A very helpful Zone System tutorial summarizes the Zone System’s usefulness this way: “The vast majority of the time, the answer would be to protect the highlights and let everything else fall where it may. Unless the highlighted area is actually too small to ruin the shot, not of much significance, or necessary to the whole idea behind the photo, you should always protect your highlights.”

Here, we return to the idea of visualization. If you know how you want your subject to turn out and how you’re going to edit the photo in post, then you can under or over-expose your photographs in order to preserve the most important visual data. Using the Zone System allows you to confidently set your exposures and make correct choices without having to guess. 

Post-Production: Dodging and Burning

For many modern photographers, we think of dodging and burning as filter options in Photoshop. But back during the age of film, these were darkroom techniques used to manipulate images. Ansel Adams was a master of these techniques. Dodging means reducing the exposure, and burning means increasing the exposure. 

Adams tried to “expose for the shadows; develop for the highlights.” Today, that formula is flipped due to how digital cameras process light – it’s harder to salvage blown-out whites in a photo editor. But the principle is the same. Expose for highlights; edit for shadows.

Either way, learn the craft of post-production. When Adams died, he left behind unfinished negatives to various organizations. One article reports, “The negatives are famous for being nothing like the prints Ansel produced… most of the magic was created in the darkroom.” 

It’s not cheating to use Lightroom. As long as you’re accurately representing your artistic vision, all tools are at your disposal. In fact, Ansel Adams (he died in the 1980s) was very excited about the possibilities of digital photography.

Ansel Adams’ Legacy

Today, photographers and non-photographers alike are inspired by Ansel Adams’ breathtaking photos. Few people have spurred on support for the National Parks like Adams. And students are still learning from his craft years after his death. 

In 2019, the Museum of Fine Arts in Boston hosted an exhibit called “Ansel Adams in Our Time.” The exhibit showed over 100 of Adams originals alongside photos of artists who had been inspired by his art. 

An overview by the New York Times reveals:

Mark Klett and Byron Wolfe incorporated pieces of earlier photographs into their own collaboration on exhibit here, stitching a time sequence into a single image.
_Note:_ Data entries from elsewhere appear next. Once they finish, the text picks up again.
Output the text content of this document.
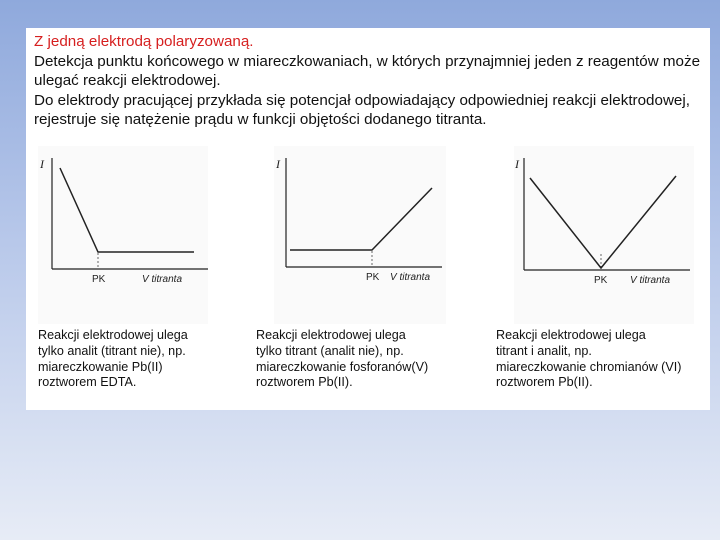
Z jedną elektrodą polaryzowaną.
Detekcja punktu końcowego w miareczkowaniach, w których przynajmniej jeden z reagentów może ulegać reakcji elektrodowej.
Do elektrody pracującej przykłada się potencjał odpowiadający odpowiedniej reakcji elektrodowej, rejestruje się natężenie prądu w funkcji objętości dodanego titranta.
I
PK	V titranta
I
PK V titranta
I
PK V titranta
Reakcji elektrodowej ulega
tylko analit (titrant nie), np.
miareczkowanie Pb(II)
roztworem EDTA.
Reakcji elektrodowej ulega
tylko titrant (analit nie), np.
miareczkowanie fosforanów(V)
roztworem Pb(II).
Reakcji elektrodowej ulega
titrant i analit, np.
miareczkowanie chromianów (VI)
roztworem Pb(II).
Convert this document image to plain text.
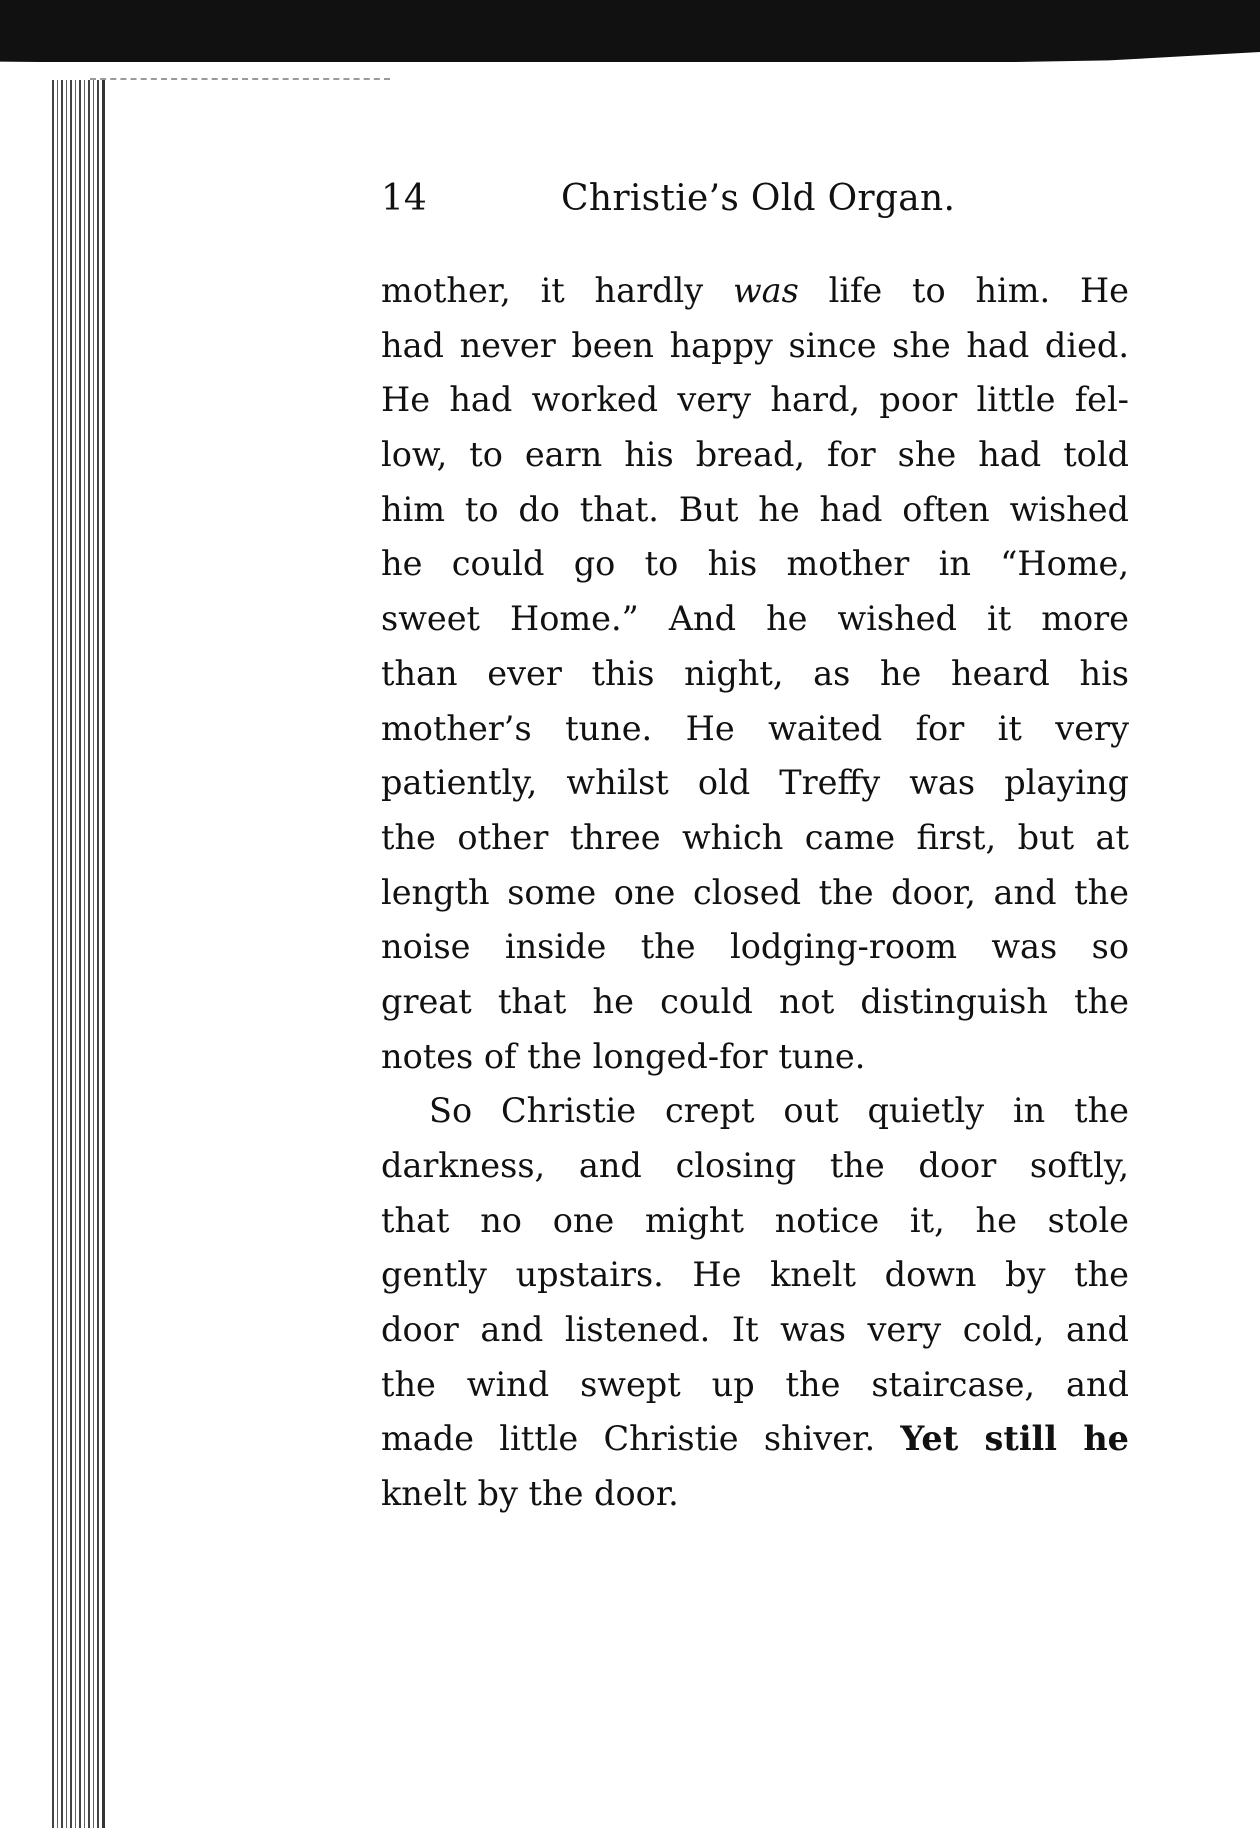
14	Christie’s Old Organ.
mother, it hardly was life to him. He
had never been happy since she had died.
He had worked very hard, poor little fel-
low, to earn his bread, for she had told
him to do that. But he had often wished
he could go to his mother in “Home,
sweet Home.” And he wished it more
than ever this night, as he heard his
mother’s tune. He waited for it very
patiently, whilst old Treffy was playing
the other three which came first, but at
length some one closed the door, and the
noise inside the lodging-room was so
great that he could not distinguish the
notes of the longed-for tune.
So Christie crept out quietly in the
darkness, and closing the door softly,
that no one might notice it, he stole
gently upstairs. He knelt down by the
door and listened. It was very cold, and
the wind swept up the staircase, and
made little Christie shiver. Yet still he
knelt by the door.
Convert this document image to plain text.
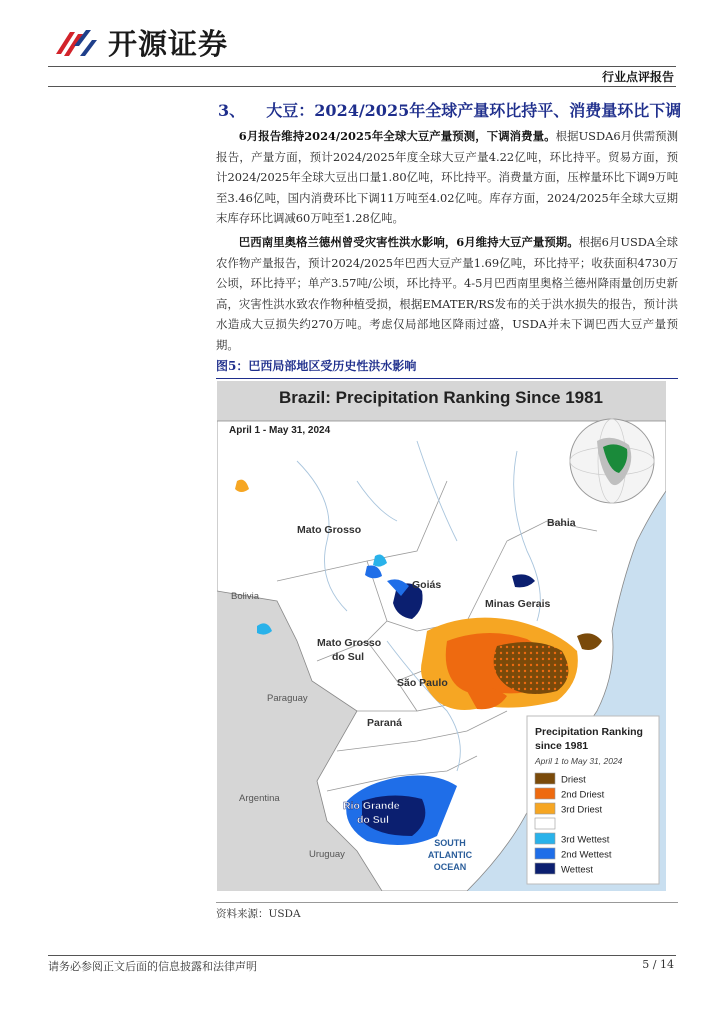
开源证券
行业点评报告
3、 大豆：2024/2025年全球产量环比持平、消费量环比下调
6月报告维持2024/2025年全球大豆产量预测，下调消费量。根据USDA6月供需预测报告，产量方面，预计2024/2025年度全球大豆产量4.22亿吨，环比持平。贸易方面，预计2024/2025年全球大豆出口量1.80亿吨，环比持平。消费量方面，压榨量环比下调9万吨至3.46亿吨，国内消费环比下调11万吨至4.02亿吨。库存方面，2024/2025年全球大豆期末库存环比调减60万吨至1.28亿吨。
巴西南里奥格兰德州曾受灾害性洪水影响，6月维持大豆产量预期。根据6月USDA全球农作物产量报告，预计2024/2025年巴西大豆产量1.69亿吨，环比持平；收获面积4730万公顷，环比持平；单产3.57吨/公顷，环比持平。4-5月巴西南里奥格兰德州降雨量创历史新高，灾害性洪水致农作物种植受损，根据EMATER/RS发布的关于洪水损失的报告，预计洪水造成大豆损失约270万吨。考虑仅局部地区降雨过盛，USDA并未下调巴西大豆产量预期。
图5：巴西局部地区受历史性洪水影响
Brazil: Precipitation Ranking Since 1981
April 1 - May 31, 2024
Mato Grosso
Bahia
Goiás
Minas Gerais
Mato Grosso
do Sul
São Paulo
Paraná
Rio Grande
do Sul
Bolivia
Paraguay
Argentina
Uruguay
SOUTH
ATLANTIC
OCEAN
Precipitation Ranking
since 1981
April 1 to May 31, 2024
Driest
2nd Driest
3rd Driest
3rd Wettest
2nd Wettest
Wettest
资料来源：USDA
请务必参阅正文后面的信息披露和法律声明	5 / 14
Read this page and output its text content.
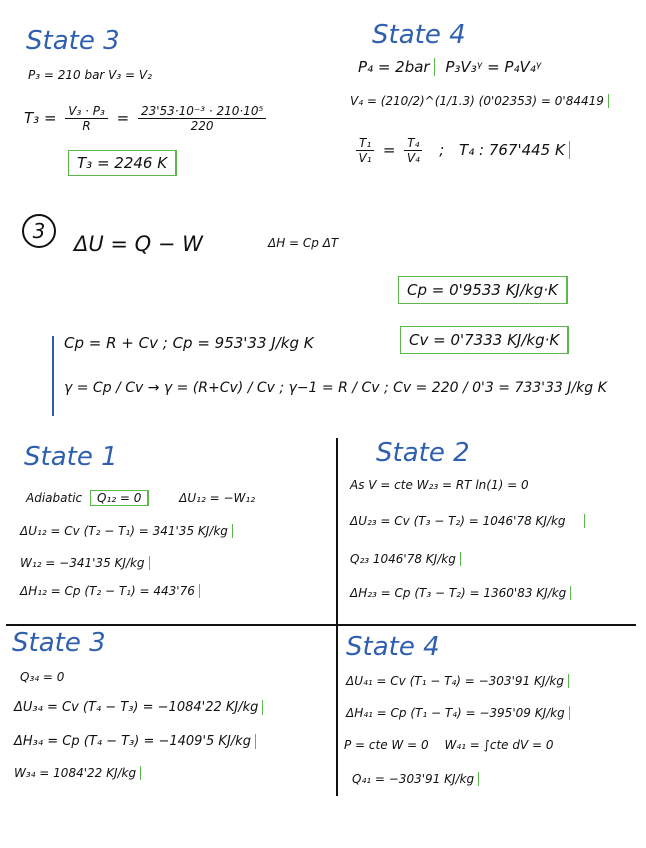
State 3
P₃ = 210 bar V₃ = V₂
$T_3 = \frac{\text{V₃ · P₃}}{R} = \frac{\text{23'53·10⁻³ · 210·10⁵}}{220}$
T₃ = 2246 K
State 4
P₄ = 2bar P₃V₃ᵞ = P₄V₄ᵞ
V₄ = (210/2)^(1/1.3) (0'02353) = 0'84419
$\frac{\text{T₁}}{\text{V₁}} = \frac{\text{T₄}}{\text{V₄}}$ ; T₄ : 767'445 K
3
ΔU = Q − W	ΔH = Cp ΔT
Cp = 0'9533 KJ/kg·K
Cp = R + Cv ; Cp = 953'33 J/kg K	Cv = 0'7333 KJ/kg·K
γ = Cp / Cv → γ = (R+Cv) / Cv ; γ−1 = R / Cv ; Cv = 220 / 0'3 = 733'33 J/kg K
State 1
Adiabatic Q₁₂ = 0	ΔU₁₂ = −W₁₂
ΔU₁₂ = Cv (T₂ − T₁) = 341'35 KJ/kg
W₁₂ = −341'35 KJ/kg
ΔH₁₂ = Cp (T₂ − T₁) = 443'76
State 2
As V = cte W₂₃ = RT ln(1) = 0
ΔU₂₃ = Cv (T₃ − T₂) = 1046'78 KJ/kg
Q₂₃ 1046'78 KJ/kg
ΔH₂₃ = Cp (T₃ − T₂) = 1360'83 KJ/kg
State 3
Q₃₄ = 0
ΔU₃₄ = Cv (T₄ − T₃) = −1084'22 KJ/kg
ΔH₃₄ = Cp (T₄ − T₃) = −1409'5 KJ/kg
W₃₄ = 1084'22 KJ/kg
State 4
ΔU₄₁ = Cv (T₁ − T₄) = −303'91 KJ/kg
ΔH₄₁ = Cp (T₁ − T₄) = −395'09 KJ/kg
P = cte W = 0 W₄₁ = ∫cte dV = 0
Q₄₁ = −303'91 KJ/kg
They photographed the view from Glacier Point overlook at exactly the spot where Carleton Watkins had stood, then replaced portions of their color photograph with a fragment of Adams’s and a fragment of Watkins’s photographs of the same view.

Catherine Opie takes highly colored, out-of-focus pictures of Adams’s territory in the national parks. In a video at the exhibition, she said that she wants people to know what they are looking at but to question it, an act of witnessing that one click on an iPhone, one glance at social media, does not create.

Ansel Adams continues to be a titan of photography not only for his technical prowess but also for the emotional responses he evokes in his audiences. Even today, photographers are searching for ways to contribute to the visual conversations he started. Ansel Adams was not just someone who recorded what he saw; he sought the deeper feelings of the human soul. 

He even said it himself: “In 1930 I was in Taos, and Paul Strand showed me his negatives. They were so gorgeous, they confirmed my urge, and I said, ‘That’s it. I want to be a photographer.’ Some friends said, ‘Oh, don’t give up music. A camera cannot express the human soul.’ The only argument I had for that was that maybe the camera couldn’t, but I might try through the camera.”

And so, don’t give up trying to express the human soul through your camera. Inspire your craft. Keep going.